How to Spot a Dead Strategy Before Losing Your Money
Dead strategies usually have one of three signatures. Watch for them.
- The Perfect Curve. A backtest that shows steady upward returns with almost no dips is overfitted. Real trading has dips. Real strategies have 30-50% drawdowns. If your backtest looks like a hockey stick going straight up, it's a lie. A professional backtest shows drawdown periods so you know what to expect.
- Parameter Sensitivity. A strategy that only works with parameters like 12, 26, and 9 (which happen to be the default Fibonacci numbers everyone uses) is dead. Change 12 to 11 and it breaks? Overfitted. A robust strategy works across a range of parameters because the market doesn't know your numbers.
- No Out-of-Sample Test. If the backtest report doesn't show performance on data the strategy didn't optimize for, it's hiding something. Ask for it. If they don't have it, the strategy is not ready for real money.
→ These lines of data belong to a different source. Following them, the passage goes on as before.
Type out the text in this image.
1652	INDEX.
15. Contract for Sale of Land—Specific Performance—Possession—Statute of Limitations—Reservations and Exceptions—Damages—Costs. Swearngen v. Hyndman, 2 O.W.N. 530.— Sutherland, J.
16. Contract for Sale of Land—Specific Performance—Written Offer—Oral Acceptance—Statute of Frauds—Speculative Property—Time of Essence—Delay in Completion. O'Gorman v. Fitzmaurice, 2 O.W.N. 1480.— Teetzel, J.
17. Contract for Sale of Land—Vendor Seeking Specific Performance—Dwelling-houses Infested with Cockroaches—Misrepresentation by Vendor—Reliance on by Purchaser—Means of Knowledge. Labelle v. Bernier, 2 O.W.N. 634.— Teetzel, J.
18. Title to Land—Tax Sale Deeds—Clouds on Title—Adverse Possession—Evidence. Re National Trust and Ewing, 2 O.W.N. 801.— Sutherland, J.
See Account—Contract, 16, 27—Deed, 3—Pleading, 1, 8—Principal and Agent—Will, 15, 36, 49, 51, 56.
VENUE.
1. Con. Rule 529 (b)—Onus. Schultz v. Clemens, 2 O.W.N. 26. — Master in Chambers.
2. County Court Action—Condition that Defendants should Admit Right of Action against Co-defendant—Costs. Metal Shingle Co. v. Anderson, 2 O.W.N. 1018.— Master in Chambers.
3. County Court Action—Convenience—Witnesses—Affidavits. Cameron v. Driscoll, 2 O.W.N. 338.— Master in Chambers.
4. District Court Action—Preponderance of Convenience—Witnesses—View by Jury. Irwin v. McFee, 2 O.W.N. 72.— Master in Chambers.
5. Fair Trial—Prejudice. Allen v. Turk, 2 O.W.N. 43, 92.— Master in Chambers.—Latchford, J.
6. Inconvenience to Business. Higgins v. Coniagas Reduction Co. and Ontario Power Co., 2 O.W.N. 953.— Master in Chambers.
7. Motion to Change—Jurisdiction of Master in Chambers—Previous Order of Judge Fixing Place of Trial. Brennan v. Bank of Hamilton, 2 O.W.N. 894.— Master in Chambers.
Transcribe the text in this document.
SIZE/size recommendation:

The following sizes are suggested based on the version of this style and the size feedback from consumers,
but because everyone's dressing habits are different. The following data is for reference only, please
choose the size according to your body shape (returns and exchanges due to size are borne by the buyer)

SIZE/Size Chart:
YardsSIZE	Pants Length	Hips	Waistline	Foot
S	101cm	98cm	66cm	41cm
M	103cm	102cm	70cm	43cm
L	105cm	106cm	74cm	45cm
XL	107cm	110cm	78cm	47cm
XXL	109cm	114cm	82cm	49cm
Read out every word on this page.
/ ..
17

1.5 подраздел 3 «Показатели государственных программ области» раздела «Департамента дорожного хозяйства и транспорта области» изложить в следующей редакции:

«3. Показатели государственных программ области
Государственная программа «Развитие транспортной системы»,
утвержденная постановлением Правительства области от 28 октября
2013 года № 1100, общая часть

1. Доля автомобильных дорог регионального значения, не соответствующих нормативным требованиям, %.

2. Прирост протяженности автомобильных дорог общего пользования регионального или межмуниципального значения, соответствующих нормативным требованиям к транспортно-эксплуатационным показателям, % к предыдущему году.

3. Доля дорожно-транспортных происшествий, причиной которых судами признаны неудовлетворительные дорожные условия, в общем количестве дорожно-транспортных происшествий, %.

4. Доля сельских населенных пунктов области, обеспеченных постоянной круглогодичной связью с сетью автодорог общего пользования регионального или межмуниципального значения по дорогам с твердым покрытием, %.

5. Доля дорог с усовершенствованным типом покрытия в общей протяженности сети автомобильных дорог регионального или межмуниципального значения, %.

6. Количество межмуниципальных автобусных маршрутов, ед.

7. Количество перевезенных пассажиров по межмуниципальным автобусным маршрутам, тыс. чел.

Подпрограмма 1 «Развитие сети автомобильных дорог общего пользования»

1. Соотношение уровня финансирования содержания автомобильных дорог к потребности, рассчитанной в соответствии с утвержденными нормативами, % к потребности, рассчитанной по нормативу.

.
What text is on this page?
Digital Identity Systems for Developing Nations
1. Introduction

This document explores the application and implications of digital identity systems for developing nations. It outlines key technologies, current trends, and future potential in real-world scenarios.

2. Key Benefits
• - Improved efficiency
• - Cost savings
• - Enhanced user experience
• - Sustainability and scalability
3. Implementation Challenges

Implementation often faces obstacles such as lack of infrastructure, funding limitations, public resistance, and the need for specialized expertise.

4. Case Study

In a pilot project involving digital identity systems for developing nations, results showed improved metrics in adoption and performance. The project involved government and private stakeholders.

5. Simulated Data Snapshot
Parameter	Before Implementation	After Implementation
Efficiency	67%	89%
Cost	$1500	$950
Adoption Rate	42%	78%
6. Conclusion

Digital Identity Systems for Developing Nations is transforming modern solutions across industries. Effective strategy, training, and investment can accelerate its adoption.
The traders who survive survivor bias ask three questions: Does the backtest include slippage and commissions? Is the worst-case drawdown shown clearly? Was it tested on data the strategy never saw before? If any answer is no, the strategy is not professional.
How Automation Breaks the Survivor Bias Trap
The traders who escape survivor bias don't do it by getting better at backtesting. They do it by outsourcing the backtest to someone who can't afford to be wrong.
When you build an EA with a team that specializes in MT5 development, they have one job: make sure the backtest matches live performance. Not because they're virtuous. Because if they don't, you call them, and they fix it for free. Their reputation depends on it. Your backtest doesn't get shared unless it's real.
This is why MQL5 freelance specialists often deliver a backtest report before you even pay them. They're showing you the actual performance so you know what to expect. Compare that to a TradingView script with 47% returns and no drawdown data. One is built to survive reality. The other is built to impress you on paper.
A custom EA from Alorny starts at $100 for simple strategies, from $300 for complex ICT or SMC-based systems. Every EA includes the backtest report as standard—not optional, not an upsell. You see slippage. You see commissions. You see the worst month. You see how it would have performed in 2008, 2020, and 2022. That's what a professional backtest looks like. Everything else is survivor bias in a chart.
Key Takeaways
You've never seen a failed backtest because failures don't get shared. The 95% of backtests that crash live are invisible. You only see the 5% that worked—until they didn't.
Overfitting and look-ahead bias kill most retail backtests. You're optimizing for the past, not predicting the future. The difference costs money.
A professional backtest includes slippage, commissions, drawdown, and out-of-sample testing. Everything else is a fantasy.
The traders who win aren't smarter at backtesting—they outsource it to someone who can't afford to be wrong. That accountability is what separates real strategies from dead ones.